Sarah’s 45-year-old discovery that her DHEA-S had been elevated for decades underscores a critical gap in acne care: many women treat their skin symptoms without ever identifying the hormonal driver. Elevated DHEA-S fuels sebum production, follicle inflammation, and persistent adult acne, yet the test is rarely ordered as part of a standard acne workup. For women with acne concentrated on the lower face, oily skin, or any signs of androgen excess, requesting DHEA-S testing is a logical and often illuminating step.

If you’re struggling with persistent acne, particularly after your 20s, consider asking your doctor for a comprehensive hormone panel that includes DHEA-S, testosterone, and other androgens. Testing now—rather than waiting until 45—could prevent years of unnecessary treatments and skin damage. Combined with targeted medication (such as spironolactone or anti-androgenic birth control) and consistent skincare, addressing elevated DHEA-S can finally break the cycle of persistent hormonal acne and lead to the clear skin that topical treatments alone never achieved.

Frequently Asked Questions

What is DHEA-S and why does it matter for skin?

DHEA-S (dehydroepiandrosterone sulfate) is an androgen precursor hormone. The body converts it into testosterone and DHT, which stimulate sebaceous gland activity and can trigger acne. Elevated DHEA-S, even without PCOS or obvious hormonal symptoms, can fuel persistent adult acne, especially on the jawline and lower face.

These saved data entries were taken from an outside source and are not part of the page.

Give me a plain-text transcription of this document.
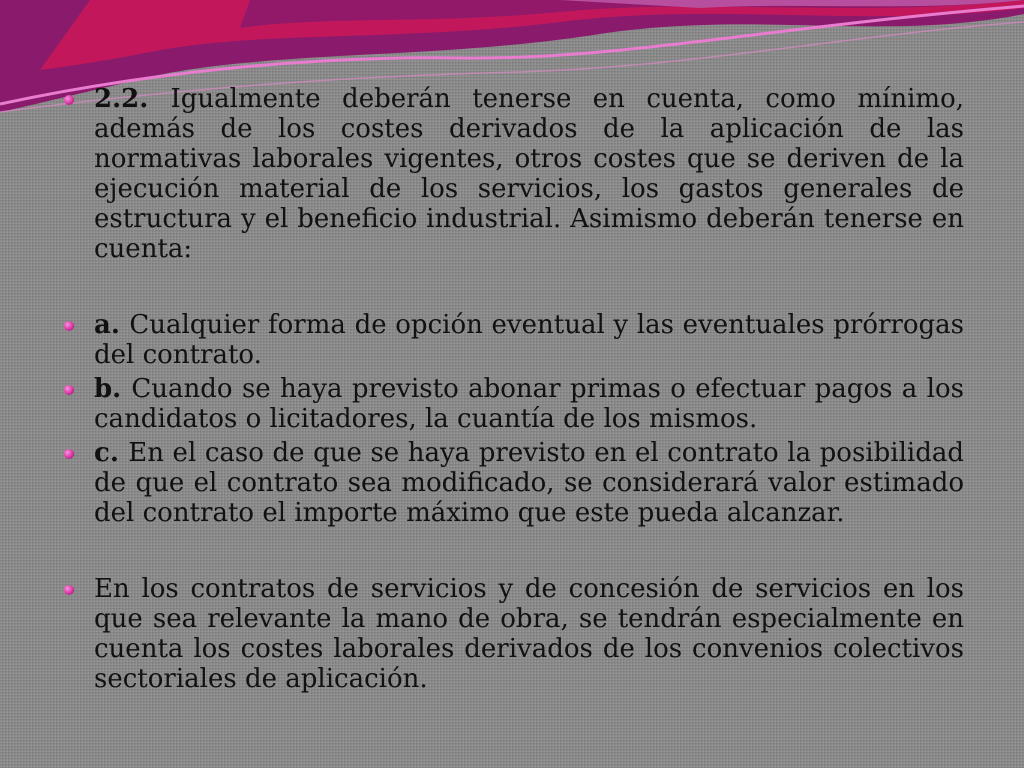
2.2. Igualmente deberán tenerse en cuenta, como mínimo, además de los costes derivados de la aplicación de las normativas laborales vigentes, otros costes que se deriven de la ejecución material de los servicios, los gastos generales de estructura y el beneficio industrial. Asimismo deberán tenerse en cuenta:
a. Cualquier forma de opción eventual y las eventuales prórrogas del contrato.
b. Cuando se haya previsto abonar primas o efectuar pagos a los candidatos o licitadores, la cuantía de los mismos.
c. En el caso de que se haya previsto en el contrato la posibilidad de que el contrato sea modificado, se considerará valor estimado del contrato el importe máximo que este pueda alcanzar.
En los contratos de servicios y de concesión de servicios en los que sea relevante la mano de obra, se tendrán especialmente en cuenta los costes laborales derivados de los convenios colectivos sectoriales de aplicación.
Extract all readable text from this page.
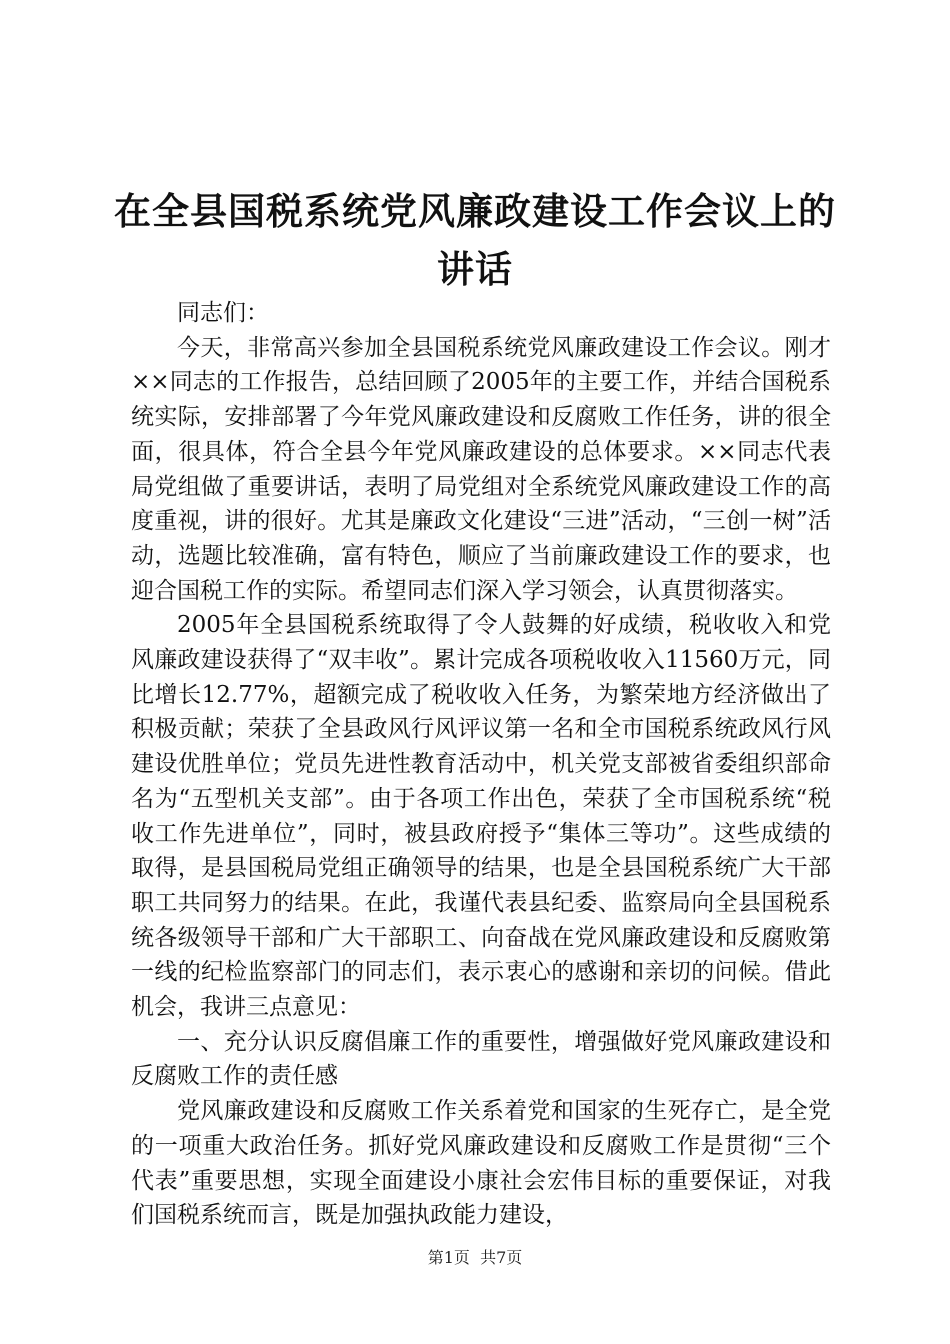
在全县国税系统党风廉政建设工作会议上的讲话

同志们：

今天，非常高兴参加全县国税系统党风廉政建设工作会议。刚才××同志的工作报告，总结回顾了2005年的主要工作，并结合国税系统实际，安排部署了今年党风廉政建设和反腐败工作任务，讲的很全面，很具体，符合全县今年党风廉政建设的总体要求。××同志代表局党组做了重要讲话，表明了局党组对全系统党风廉政建设工作的高度重视，讲的很好。尤其是廉政文化建设“三进”活动，“三创一树”活动，选题比较准确，富有特色，顺应了当前廉政建设工作的要求，也迎合国税工作的实际。希望同志们深入学习领会，认真贯彻落实。

2005年全县国税系统取得了令人鼓舞的好成绩，税收收入和党风廉政建设获得了“双丰收”。累计完成各项税收收入11560万元，同比增长12.77%，超额完成了税收收入任务，为繁荣地方经济做出了积极贡献；荣获了全县政风行风评议第一名和全市国税系统政风行风建设优胜单位；党员先进性教育活动中，机关党支部被省委组织部命名为“五型机关支部”。由于各项工作出色，荣获了全市国税系统“税收工作先进单位”，同时，被县政府授予“集体三等功”。这些成绩的取得，是县国税局党组正确领导的结果，也是全县国税系统广大干部职工共同努力的结果。在此，我谨代表县纪委、监察局向全县国税系统各级领导干部和广大干部职工、向奋战在党风廉政建设和反腐败第一线的纪检监察部门的同志们，表示衷心的感谢和亲切的问候。借此机会，我讲三点意见：

一、充分认识反腐倡廉工作的重要性，增强做好党风廉政建设和反腐败工作的责任感

党风廉政建设和反腐败工作关系着党和国家的生死存亡，是全党的一项重大政治任务。抓好党风廉政建设和反腐败工作是贯彻“三个代表”重要思想，实现全面建设小康社会宏伟目标的重要保证，对我们国税系统而言，既是加强执政能力建设，

第1页  共7页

How do I know if my DHEA-S is elevated?

The only way to know is through a blood test. Normal ranges typically fall between 35–430 µg/dL depending on age and lab, but this range is wide. If you have persistent acne, it’s worth requesting the test. Your doctor may interpret your results relative to your symptoms and other hormone values rather than the range alone.

How long does it take to see improvement after starting treatment for elevated DHEA-S?

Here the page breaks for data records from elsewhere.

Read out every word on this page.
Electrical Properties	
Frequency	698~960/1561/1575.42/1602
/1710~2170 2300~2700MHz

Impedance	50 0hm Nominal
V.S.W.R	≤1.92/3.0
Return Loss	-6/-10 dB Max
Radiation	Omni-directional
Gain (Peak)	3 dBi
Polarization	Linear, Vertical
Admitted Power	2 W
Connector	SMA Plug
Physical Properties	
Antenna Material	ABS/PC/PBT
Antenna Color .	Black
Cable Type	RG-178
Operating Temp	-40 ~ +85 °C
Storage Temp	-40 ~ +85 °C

If treated with spironolactone or anti-androgenic birth control, improvement typically takes 2–3 months to become visible, with full benefit around 6 months. Topical treatments and lifestyle changes can provide earlier symptomatic relief while waiting for hormonal treatment to take effect.

Can supplements lower DHEA-S on their own?

Supplements like inositol may offer modest support, particularly in women with PCOS, but they rarely lower DHEA-S enough to clear acne on their own. Most women require targeted anti-androgen medication. Supplements are better viewed as supportive alongside prescribed treatment, not as replacement therapy.

Is elevated DHEA-S the same as PCOS?

No. PCOS is a complex endocrine disorder involving elevated androgens, insulin resistance, and ovulatory dysfunction. Elevated DHEA-S can occur independently and without PCOS. A woman can have elevated DHEA-S but regular periods, normal insulin levels, and no other PCOS features.

If I’ve had acne for 20 years without treatment, will treating elevated DHEA-S now reverse the scars?

Treating elevated DHEA-S will prevent future breakouts and further skin damage, but it won’t erase scars already formed. However, preventing additional scarring now is valuable, and some scars can be improved through professional treatments like microneedling or laser therapy, which are more effective on skin that isn’t actively breaking out.